Но мечте не удалось осуществиться. Лешка со временем даже приступил к стажировке. Нес службу в дежурной части. Возил следственно-оперативные группы на места происшествий. Перевозил задержанных и арестованных. Однако из кадровой службы со временем пришел отказ из-за отсутствия среднего образования. В свое время, бросив обучение в профессиональном училище, он не удосужился поступить хотя бы в вечернюю школу. Долю вины в том чувствовал и я, а исправить ничего не мог.
11
Несколько раз мы собирались съездить в Октябрьский, но все что-то мешало. Нет, рыбалку мы не забросили.

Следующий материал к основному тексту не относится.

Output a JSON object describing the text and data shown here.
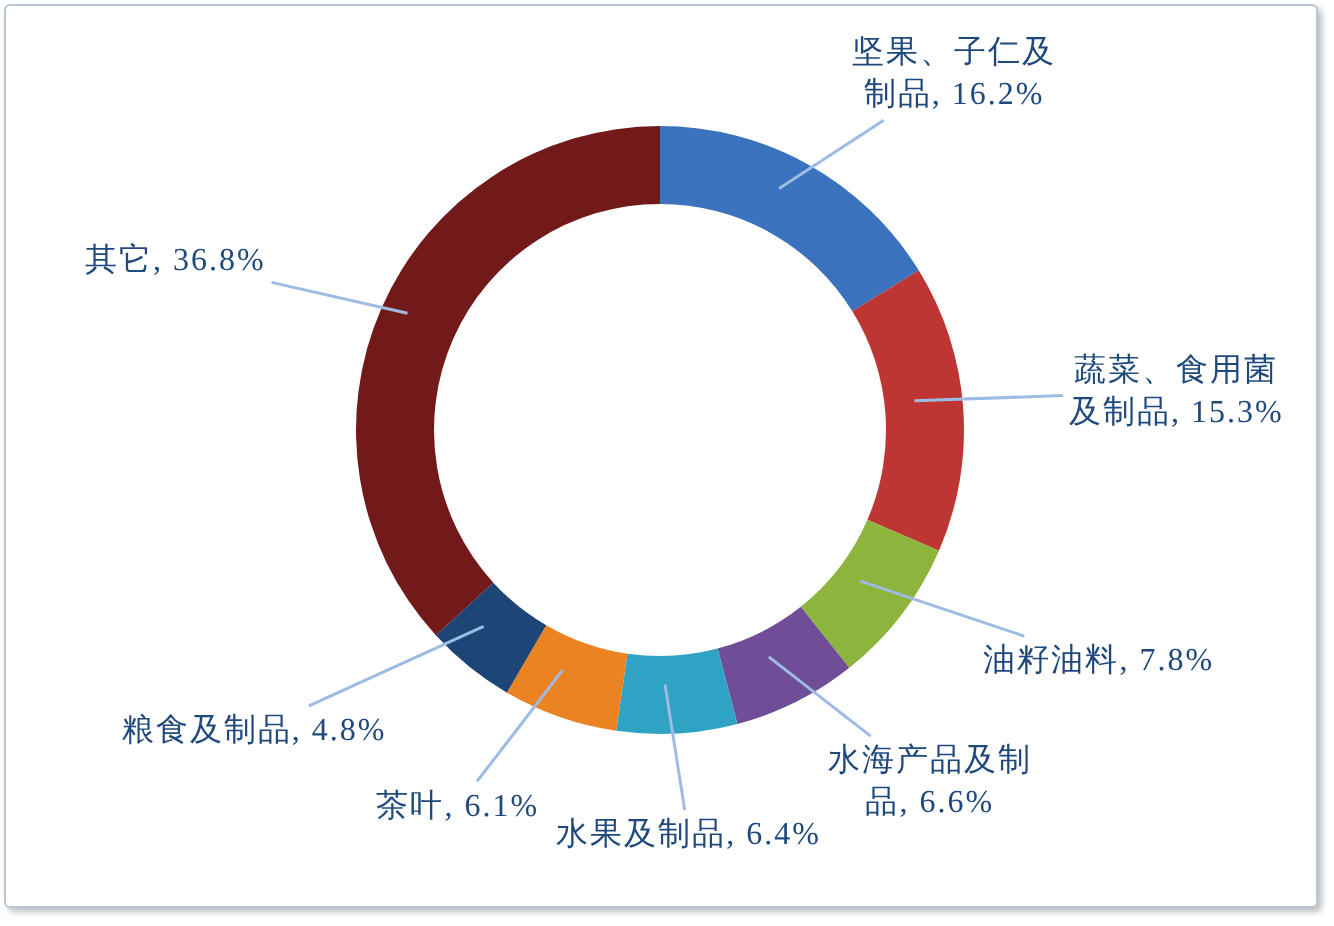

В свободное время мы с Тамарой выезжали на речку Авача и спокойно ловили горбушу. Лешка также выходил на лов рыбы, только на реки и поймы, окружавшие его поселок. С разницей лишь в том, что я работал, а он все никак не мог или не хотел устроиться на работу. Алексей не работал долгих три года. Сидел на шее жены и тестя. Иногда перебивался небольшими подработками, шабашками, ремонтами машин и рыбалками. Что-то приносило небольшой доход, что-то сплошные разочарования и слезы.

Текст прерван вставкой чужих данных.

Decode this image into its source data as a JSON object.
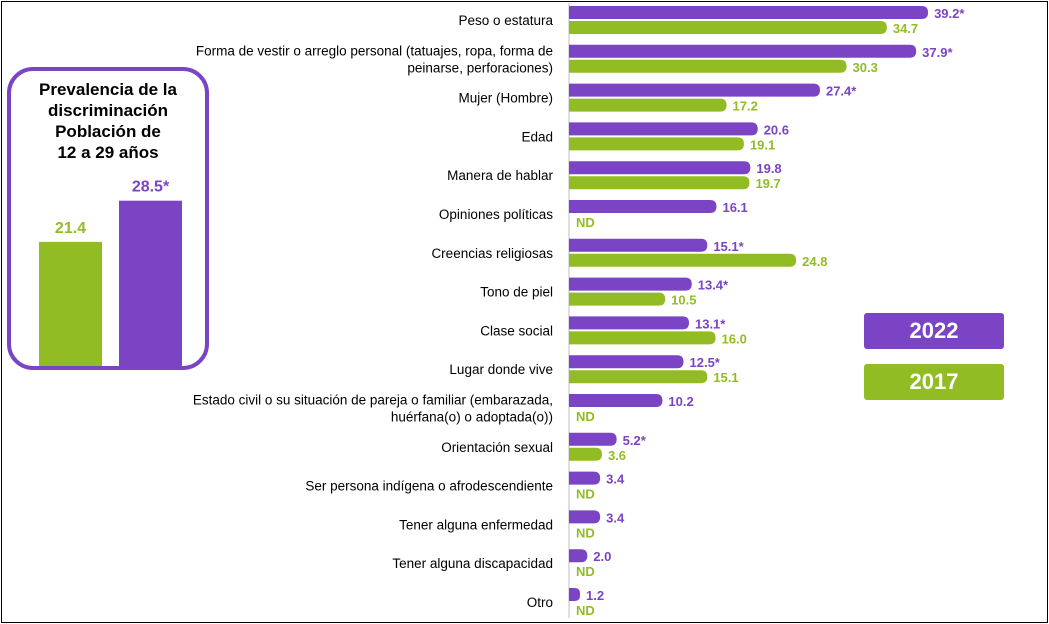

Осенью я со всей своей семьей приехал к Лешке помогать убирать их картофельные плантации. По полю ходил картофелеуборочный комбайн. Дядя Коля и Леся собирали клубни в ведра и высыпали их в мешки. Алексея нигде не было видно.
– Бог в помощь! – поприветствовал я тружеников села.

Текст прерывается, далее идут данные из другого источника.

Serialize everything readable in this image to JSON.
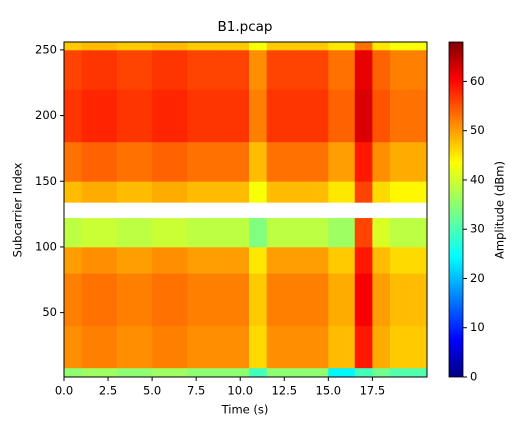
{
  "chart_data": {
    "type": "heatmap",
    "title": "B1.pcap",
    "x_label": "Time (s)",
    "y_label": "Subcarrier Index",
    "colorbar_label": "Amplitude (dBm)",
    "colormap": "jet",
    "xlim": [
      0,
      20.6
    ],
    "ylim": [
      1,
      256
    ],
    "clim": [
      0,
      68
    ],
    "xticks": [
      {
        "value": 0,
        "label": "0.0"
      },
      2.5,
      {
        "value": 5,
        "label": "5.0"
      },
      7.5,
      {
        "value": 10,
        "label": "10.0"
      },
      12.5,
      {
        "value": 15,
        "label": "15.0"
      },
      17.5
    ],
    "yticks": [
      50,
      100,
      150,
      200,
      250
    ],
    "cticks": [
      0,
      10,
      20,
      30,
      40,
      50,
      60
    ],
    "xbins": [
      0,
      1,
      3,
      5,
      7,
      9,
      10.5,
      11.5,
      13,
      15,
      16.5,
      17.5,
      18.5,
      20.6
    ],
    "ybins": [
      1,
      8,
      40,
      80,
      100,
      122,
      134,
      150,
      180,
      220,
      250,
      256
    ],
    "z": [
      [
        35,
        36,
        35,
        36,
        35,
        35,
        30,
        35,
        35,
        25,
        30,
        33,
        31
      ],
      [
        50,
        51,
        50,
        51,
        50,
        50,
        45,
        50,
        50,
        47,
        58,
        48,
        46
      ],
      [
        51,
        52,
        51,
        52,
        51,
        51,
        46,
        51,
        51,
        48,
        60,
        49,
        47
      ],
      [
        49,
        50,
        49,
        50,
        49,
        49,
        44,
        49,
        49,
        46,
        58,
        47,
        45
      ],
      [
        38,
        39,
        38,
        39,
        38,
        38,
        34,
        38,
        38,
        36,
        55,
        40,
        38
      ],
      [
        null,
        null,
        null,
        null,
        null,
        null,
        null,
        null,
        null,
        null,
        null,
        null,
        null
      ],
      [
        47,
        48,
        47,
        48,
        47,
        47,
        42,
        47,
        47,
        44,
        55,
        45,
        43
      ],
      [
        52,
        53,
        52,
        53,
        52,
        52,
        47,
        52,
        52,
        49,
        58,
        50,
        48
      ],
      [
        56,
        57,
        56,
        57,
        56,
        56,
        51,
        56,
        56,
        53,
        62,
        54,
        52
      ],
      [
        55,
        56,
        55,
        56,
        55,
        55,
        50,
        55,
        55,
        52,
        61,
        53,
        51
      ],
      [
        46,
        47,
        46,
        47,
        46,
        46,
        42,
        46,
        46,
        44,
        52,
        44,
        42
      ]
    ]
  }
}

– Все бога в помощь кличут, а сами… заи… мучили, – хмуро, но с улыбкой смотрел на подмогу дядя Коля.
– А где великий стратег и тактик одновременно?
– Набегами появляется. Даст указания. Побегает вокруг и снова исчезает, – посетовала Олеся. – А Ванюшку зачем взяли? Замажется.
– Ничего, не замажется. Пускай привыкает. Иди, сынок, дедушке помогай, – посмеялась Тамара.
Мы приступили к сбору урожая. Работали весело и быстро. Картошка вся была наверху. Наклоняйся и кидай в ведро. Не то, что у себя на огороде – ковыряешь землю грабаркой, картошку ранишь, мозоли набиваешь. За работой и время быстрее бежало.
Где-то за окружающими огород деревьями послышался стук и скрежет.
– Во! Работничек едет… заи…мучили, – ругнулся дядя Коля.
К огороду подъехал Лешка на «муравье». Рубашка и остатки волос раздуваются ветром. Усы взъерошены. Лысина загорелая до черноты. Глаза блестят, словно стеклянные. Остановил технику перед огородом и стал осматривать молча работающих людей. А мы специально к нему седалищным местом повернулись и в позе дачника передвигаемся. Смотрел он на нас, смотрел. Слез с «муравья» и ближе подошел.
– А-а-а! Братан с племяшами приехали. Томка, дай я тебя поцелую, – он подскочил к Тамаре и попытался ее приобнять, за что и получил картошкой в лоб. – Чего, дерешься? Я же пошутил.
– Сам дурак, и шутки дурацкие. Мы тут битых часа четыре работаем, а хозяин отдыхает. Где шелупонился?
– Там,…это… ну-у-у, … помогал машину ребятам…
– Не машину ребятам, а опять водку жрал с корефанами, – повысила голос Олеся. – Людей попросил помочь, а сам… не стыдно?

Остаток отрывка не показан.